Cela donnerait-il raison à ceux qui pensent que la problématique
des systèmes d'information alternatifs n'est en rien une
priorité au regard de l'ampleur de la tâche (annulation
de la dette, instauration de la taxe Tobin, etc.).
Les quelques représentants de sites Internet
ou d'associations travaillant à l'appropriation des NTIC
par la société civile ne partagent évidemment
pas ce point de vue. "Le contrôle citoyen de la communication
constitue un réel enjeu dans la lutte contre le libéralisme
et un réel contre-pouvoir. C'est un enjeu qui va de pair
avec celui du droit à l'initiative économique alternative",
affirme Joëlle Palmiéri, Déléguée
générale de l'Apress (Association pour la promotion
de l'économie sociale et solidaire). Car face au marché
de la communication et aux stratégies de concentration
et de monopole des multinationales, quel modèle économique
proposer ?
Toujours pour Joëlle Palmiéri, il s'agit "d'identifier
les véritables richesses et contrer le libéralisme
sur son terrain, l'économique". Elle ajoute : "face
à un monde 'financiarisé', je me place sur le terrain
indivisible de la démocratie en termes politiques, économiques
et sociaux. Il faut reconnaître en nous nos savoir-faire
et les valoriser autrement que financièrement". A
noter que cette réflexion fait écho aux travaux
de Patrick Viveret, sociologue chargé par le Secrétariat
d'Etat à l'économie solidaire d'écrire un
rapport sur les nouveaux indicateurs de richesse. Un séminaire
lui est du reste consacré.
Enjeux idéologiques
Société de l'information, enjeu idéologique
! C'est en effet ce que l'on peut retenir des interventions des
différents participants au séminaire sur "l'appropriation
et le contrôle par la société civile des NTIC".
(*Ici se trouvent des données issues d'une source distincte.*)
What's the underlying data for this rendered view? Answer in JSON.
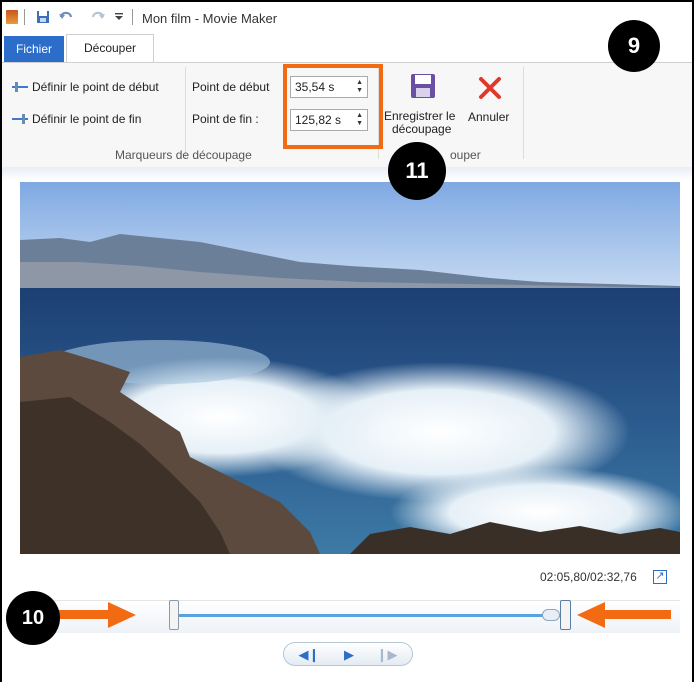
{
  "window": {
    "title": "Mon film - Movie Maker"
  },
  "tabs": [
    {
      "label": "Fichier"
    },
    {
      "label": "Découper"
    }
  ],
  "ribbon": {
    "set_start": "Définir le point de début",
    "set_end": "Définir le point de fin",
    "start_label": "Point de début",
    "end_label": "Point de fin :",
    "start_value": "35,54 s",
    "end_value": "125,82 s",
    "group_markers": "Marqueurs de découpage",
    "save_trim_line1": "Enregistrer le",
    "save_trim_line2": "découpage",
    "cancel": "Annuler",
    "group_trim_partial": "ouper"
  },
  "annotations": {
    "badge_9": "9",
    "badge_10": "10",
    "badge_11": "11"
  },
  "player": {
    "timecode": "02:05,80/02:32,76",
    "start_fraction": 0.2335,
    "end_fraction": 0.8261
  },
  "colors": {
    "accent": "#2b6dc9",
    "highlight": "#f26b12",
    "arrow": "#f26b12",
    "cancel": "#e0392b"
  },
  "icons": [
    "quick-save-icon",
    "undo-icon",
    "redo-icon",
    "customize-toolbar-icon",
    "save-trim-icon",
    "cancel-icon",
    "expand-icon",
    "previous-frame-icon",
    "play-icon",
    "next-frame-icon"
  ]
}
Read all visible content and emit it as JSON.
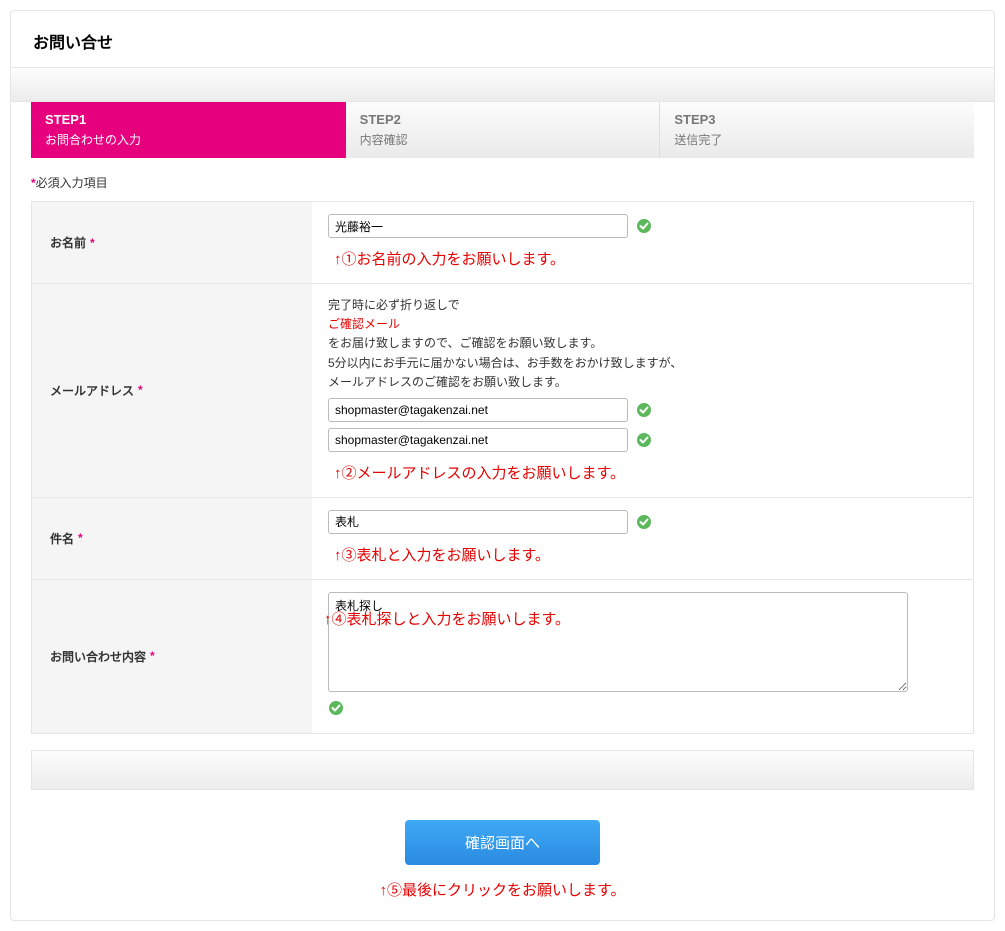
{
  "header": {
    "title": "お問い合せ"
  },
  "steps": [
    {
      "title": "STEP1",
      "sub": "お問合わせの入力",
      "active": true
    },
    {
      "title": "STEP2",
      "sub": "内容確認",
      "active": false
    },
    {
      "title": "STEP3",
      "sub": "送信完了",
      "active": false
    }
  ],
  "required_note": {
    "asterisk": "*",
    "text": "必須入力項目"
  },
  "fields": {
    "name": {
      "label": "お名前",
      "asterisk": "*",
      "value": "光藤裕一",
      "annot": "↑①お名前の入力をお願いします。"
    },
    "email": {
      "label": "メールアドレス",
      "asterisk": "*",
      "info_line1": "完了時に必ず折り返しで",
      "info_red": "ご確認メール",
      "info_line2": "をお届け致しますので、ご確認をお願い致します。",
      "info_line3": "5分以内にお手元に届かない場合は、お手数をおかけ致しますが、",
      "info_line4": "メールアドレスのご確認をお願い致します。",
      "value1": "shopmaster@tagakenzai.net",
      "value2": "shopmaster@tagakenzai.net",
      "annot": "↑②メールアドレスの入力をお願いします。"
    },
    "subject": {
      "label": "件名",
      "asterisk": "*",
      "value": "表札",
      "annot": "↑③表札と入力をお願いします。"
    },
    "body": {
      "label": "お問い合わせ内容",
      "asterisk": "*",
      "value": "表札探し",
      "annot": "↑④表札探しと入力をお願いします。"
    }
  },
  "submit": {
    "label": "確認画面へ",
    "annot": "↑⑤最後にクリックをお願いします。"
  }
}
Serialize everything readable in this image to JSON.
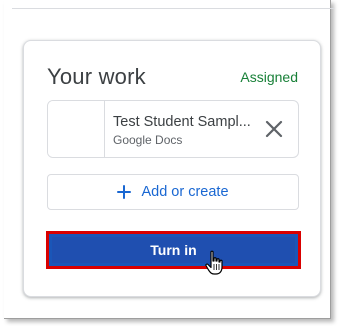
{
  "card": {
    "title": "Your work",
    "status": "Assigned"
  },
  "attachment": {
    "name": "Test Student Sampl...",
    "type": "Google Docs",
    "remove_icon": "close-icon"
  },
  "add_button": {
    "icon": "plus-icon",
    "label": "Add or create"
  },
  "turn_in_button": {
    "label": "Turn in"
  },
  "colors": {
    "status_green": "#188038",
    "accent_blue": "#1967d2",
    "turn_in_bg": "#1f4fb0",
    "highlight_red": "#d90000"
  }
}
Face à la concentration des médias, ces derniers
affirment le droit à la communication ; face à la
"marchandisation" de l'information, ils opposent le
partage social, culturel ou éducatif. "La notion de
propriété intellectuelle ne joue pas en faveur des
citoyens. Or, la société de l'information est un
bien commun mondial", explique Sean O'Siochru du CRIS (Communication
rights in the information society).
Cette plate-forme a pour but de mutualiser les énergies
allant dans le sens de la démocratisation de l'information
et de son appropriation en vue d'organiser des actions politiques,
renforcer la citoyenneté et protéger la diversité
culturelle et intellectuelle. En point de mire du CRIS, le sommet
mondial sur la société de l'information qui se tiendra
à Genève en 2003. L'organisation entend mener campagne
afin que la société civile s'implique dans la préparation
du sommet et prenne une place de choix dans les débats
Pari loin d'être gagné au regard du précédent
que constitue la Dot force.
En juillet 2000, le G8 conviait des représentants de la
société civile de chaque pays à créer
un groupe d'experts chargés de préparer des propositions
pour réduire la fracture numérique entre le Nord
et le Sud. Plusieurs mois plus tard, le plan d'action du groupe
baptisé Dot Force était ratifié par le G8
mais sans engranger de mesures concrètes
C'est en
tout cas l'écho qu'en ont donné la plupart des participants.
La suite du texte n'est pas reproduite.